Leah’s career path is one that has encompassed both creativity and technology and took a few twists and turns along the way.
‘You start building your career “narrative” in secondary school. Choose things you are passionate about – whether or not these always seem complementary. For instance, doing physics and chemistry plus art and design sets you up for more creative STEAM roles, for example, in robotics.
My career “line” has been very non-linear. I was very strong on English and art at secondary school and my first degree was in communications. I then returned to uni to do Interior design, then a Master’s in Wearable technologies and a PhD. Much of the amazing work I’ve been involved in is through collaborations with very technical people.’
Through Leah’s work we see the key role creativity can play in STEM, and the positive impacts that can be achieved through human-centred innovation.
Read more about Leah and the work she is doing over on our Women in STEM page.
STEM in space and culture: Astronomy
While Heiss looks inward, astrophysicist and Sydney Observatory tour guide Kirsten Banks is looking up towards the heavens.

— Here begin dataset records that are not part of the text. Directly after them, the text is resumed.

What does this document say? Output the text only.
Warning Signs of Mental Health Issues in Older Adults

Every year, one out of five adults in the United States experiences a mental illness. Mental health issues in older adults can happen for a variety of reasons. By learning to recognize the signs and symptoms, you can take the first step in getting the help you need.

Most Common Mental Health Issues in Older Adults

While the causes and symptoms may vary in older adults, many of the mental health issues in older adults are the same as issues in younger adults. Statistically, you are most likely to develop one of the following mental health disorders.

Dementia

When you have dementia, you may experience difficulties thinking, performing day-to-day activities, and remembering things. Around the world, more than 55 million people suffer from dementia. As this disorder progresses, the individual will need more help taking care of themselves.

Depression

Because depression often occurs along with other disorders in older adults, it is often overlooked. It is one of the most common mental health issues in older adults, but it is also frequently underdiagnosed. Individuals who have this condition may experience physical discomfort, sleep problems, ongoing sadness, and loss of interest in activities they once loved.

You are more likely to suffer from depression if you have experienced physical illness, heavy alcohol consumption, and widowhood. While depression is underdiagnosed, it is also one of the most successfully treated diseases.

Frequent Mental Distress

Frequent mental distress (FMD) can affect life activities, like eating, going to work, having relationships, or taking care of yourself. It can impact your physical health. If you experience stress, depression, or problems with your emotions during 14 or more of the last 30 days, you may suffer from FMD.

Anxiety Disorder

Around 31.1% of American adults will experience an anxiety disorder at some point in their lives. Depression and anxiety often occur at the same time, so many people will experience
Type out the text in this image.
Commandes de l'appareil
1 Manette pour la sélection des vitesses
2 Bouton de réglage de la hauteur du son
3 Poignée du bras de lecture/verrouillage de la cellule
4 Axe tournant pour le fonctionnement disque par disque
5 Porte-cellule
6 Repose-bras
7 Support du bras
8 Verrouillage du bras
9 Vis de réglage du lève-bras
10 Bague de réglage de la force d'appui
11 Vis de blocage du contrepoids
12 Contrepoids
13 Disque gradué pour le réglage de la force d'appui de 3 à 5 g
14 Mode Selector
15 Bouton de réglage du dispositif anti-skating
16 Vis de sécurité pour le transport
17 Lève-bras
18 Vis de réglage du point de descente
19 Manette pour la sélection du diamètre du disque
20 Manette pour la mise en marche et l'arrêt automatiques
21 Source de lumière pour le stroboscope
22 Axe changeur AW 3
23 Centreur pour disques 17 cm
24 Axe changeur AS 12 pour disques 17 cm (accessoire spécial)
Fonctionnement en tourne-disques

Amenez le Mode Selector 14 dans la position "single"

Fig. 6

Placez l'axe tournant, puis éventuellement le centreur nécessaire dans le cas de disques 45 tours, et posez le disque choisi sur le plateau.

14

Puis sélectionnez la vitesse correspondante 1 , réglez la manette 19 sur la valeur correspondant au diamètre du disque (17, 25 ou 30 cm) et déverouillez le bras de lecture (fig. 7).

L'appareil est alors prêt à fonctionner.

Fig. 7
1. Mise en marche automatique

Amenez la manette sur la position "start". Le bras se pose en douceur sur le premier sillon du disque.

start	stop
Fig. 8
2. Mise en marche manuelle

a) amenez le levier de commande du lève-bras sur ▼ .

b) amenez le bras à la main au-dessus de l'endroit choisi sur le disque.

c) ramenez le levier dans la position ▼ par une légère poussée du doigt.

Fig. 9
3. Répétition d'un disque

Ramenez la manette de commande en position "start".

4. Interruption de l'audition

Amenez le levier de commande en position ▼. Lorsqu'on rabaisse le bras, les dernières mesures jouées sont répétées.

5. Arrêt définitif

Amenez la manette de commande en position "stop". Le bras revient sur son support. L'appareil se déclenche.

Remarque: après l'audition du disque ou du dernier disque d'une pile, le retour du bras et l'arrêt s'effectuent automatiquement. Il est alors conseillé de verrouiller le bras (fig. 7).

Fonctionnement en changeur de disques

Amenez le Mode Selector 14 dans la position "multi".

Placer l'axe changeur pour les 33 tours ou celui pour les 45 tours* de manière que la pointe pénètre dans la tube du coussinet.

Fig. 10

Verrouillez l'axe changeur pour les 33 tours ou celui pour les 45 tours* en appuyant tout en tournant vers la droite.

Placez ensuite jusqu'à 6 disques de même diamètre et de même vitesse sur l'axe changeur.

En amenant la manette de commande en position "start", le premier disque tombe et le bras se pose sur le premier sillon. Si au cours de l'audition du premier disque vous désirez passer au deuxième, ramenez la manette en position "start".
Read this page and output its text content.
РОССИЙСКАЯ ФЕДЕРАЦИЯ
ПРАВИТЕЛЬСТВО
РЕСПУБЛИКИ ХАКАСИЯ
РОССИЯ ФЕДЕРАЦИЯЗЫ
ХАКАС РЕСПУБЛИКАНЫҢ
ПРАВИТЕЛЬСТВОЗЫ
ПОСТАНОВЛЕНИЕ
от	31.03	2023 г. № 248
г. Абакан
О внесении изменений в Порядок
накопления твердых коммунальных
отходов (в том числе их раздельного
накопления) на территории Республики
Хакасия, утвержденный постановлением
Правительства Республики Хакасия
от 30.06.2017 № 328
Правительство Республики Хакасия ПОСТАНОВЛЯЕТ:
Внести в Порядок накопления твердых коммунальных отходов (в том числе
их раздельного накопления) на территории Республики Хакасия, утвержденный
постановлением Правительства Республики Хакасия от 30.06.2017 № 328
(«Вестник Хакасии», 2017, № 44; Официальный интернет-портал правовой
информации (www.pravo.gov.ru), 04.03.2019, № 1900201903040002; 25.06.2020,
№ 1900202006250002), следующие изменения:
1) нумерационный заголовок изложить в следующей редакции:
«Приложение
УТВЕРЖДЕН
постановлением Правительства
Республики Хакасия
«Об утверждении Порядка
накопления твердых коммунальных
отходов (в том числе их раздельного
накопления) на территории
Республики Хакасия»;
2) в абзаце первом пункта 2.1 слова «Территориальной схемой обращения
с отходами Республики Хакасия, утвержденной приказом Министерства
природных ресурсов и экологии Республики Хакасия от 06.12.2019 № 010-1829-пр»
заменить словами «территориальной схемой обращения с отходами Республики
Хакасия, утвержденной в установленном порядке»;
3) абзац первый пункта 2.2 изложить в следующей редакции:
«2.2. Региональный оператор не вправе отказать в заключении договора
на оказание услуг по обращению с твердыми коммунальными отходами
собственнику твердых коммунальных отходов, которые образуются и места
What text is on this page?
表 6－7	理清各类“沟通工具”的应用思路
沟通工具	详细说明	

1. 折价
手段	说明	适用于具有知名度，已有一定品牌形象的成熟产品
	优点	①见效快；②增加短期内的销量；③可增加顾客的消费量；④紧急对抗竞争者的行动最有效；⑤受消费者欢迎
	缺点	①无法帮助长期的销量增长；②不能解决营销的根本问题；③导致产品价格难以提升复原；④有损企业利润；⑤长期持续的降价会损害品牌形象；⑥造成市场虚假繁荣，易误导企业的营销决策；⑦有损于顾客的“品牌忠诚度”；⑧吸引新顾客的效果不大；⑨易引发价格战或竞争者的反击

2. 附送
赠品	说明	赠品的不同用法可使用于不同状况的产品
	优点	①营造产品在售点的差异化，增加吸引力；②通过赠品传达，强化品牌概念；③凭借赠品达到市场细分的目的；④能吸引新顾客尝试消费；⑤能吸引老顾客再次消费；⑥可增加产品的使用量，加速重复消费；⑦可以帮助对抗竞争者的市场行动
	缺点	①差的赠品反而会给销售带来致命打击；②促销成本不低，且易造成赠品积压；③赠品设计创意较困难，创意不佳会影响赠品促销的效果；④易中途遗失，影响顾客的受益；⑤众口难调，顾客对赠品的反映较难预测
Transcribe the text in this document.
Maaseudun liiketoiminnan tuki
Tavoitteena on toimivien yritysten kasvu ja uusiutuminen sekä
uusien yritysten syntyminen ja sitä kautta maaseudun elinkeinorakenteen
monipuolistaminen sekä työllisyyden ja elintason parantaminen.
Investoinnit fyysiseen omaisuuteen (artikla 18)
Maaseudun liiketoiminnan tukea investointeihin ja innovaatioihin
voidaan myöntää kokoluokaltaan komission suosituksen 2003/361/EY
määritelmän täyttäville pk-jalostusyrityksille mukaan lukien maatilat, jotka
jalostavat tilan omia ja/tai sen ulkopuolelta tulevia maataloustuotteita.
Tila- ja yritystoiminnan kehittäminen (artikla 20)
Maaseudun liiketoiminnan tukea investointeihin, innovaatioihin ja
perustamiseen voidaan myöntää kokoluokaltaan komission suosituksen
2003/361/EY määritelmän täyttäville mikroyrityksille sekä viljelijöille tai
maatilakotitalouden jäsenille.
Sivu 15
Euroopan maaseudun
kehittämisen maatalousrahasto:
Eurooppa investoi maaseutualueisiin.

As a Wiradjuri woman, Kirsten loves to teach visitors to the Observatory about Aboriginal astronomy and its importance in everyday life.
One of her favourite stories is about the celestial emu Gawarrgay. Gawarrgay’s position in the night sky indicates the different stages of the emu’s breeding cycle, from laying eggs to the chicks hatching. Aboriginal Australians used this information to know when it was time to gather eggs.
‘You can learn a lot about what’s happening on the land by looking up at the sky,’ says Kirsten. ‘You can use it as a map. It can tell you about changes in the weather. You can learn about Aboriginal lore. There are a lot of uses for the night sky in Aboriginal culture.’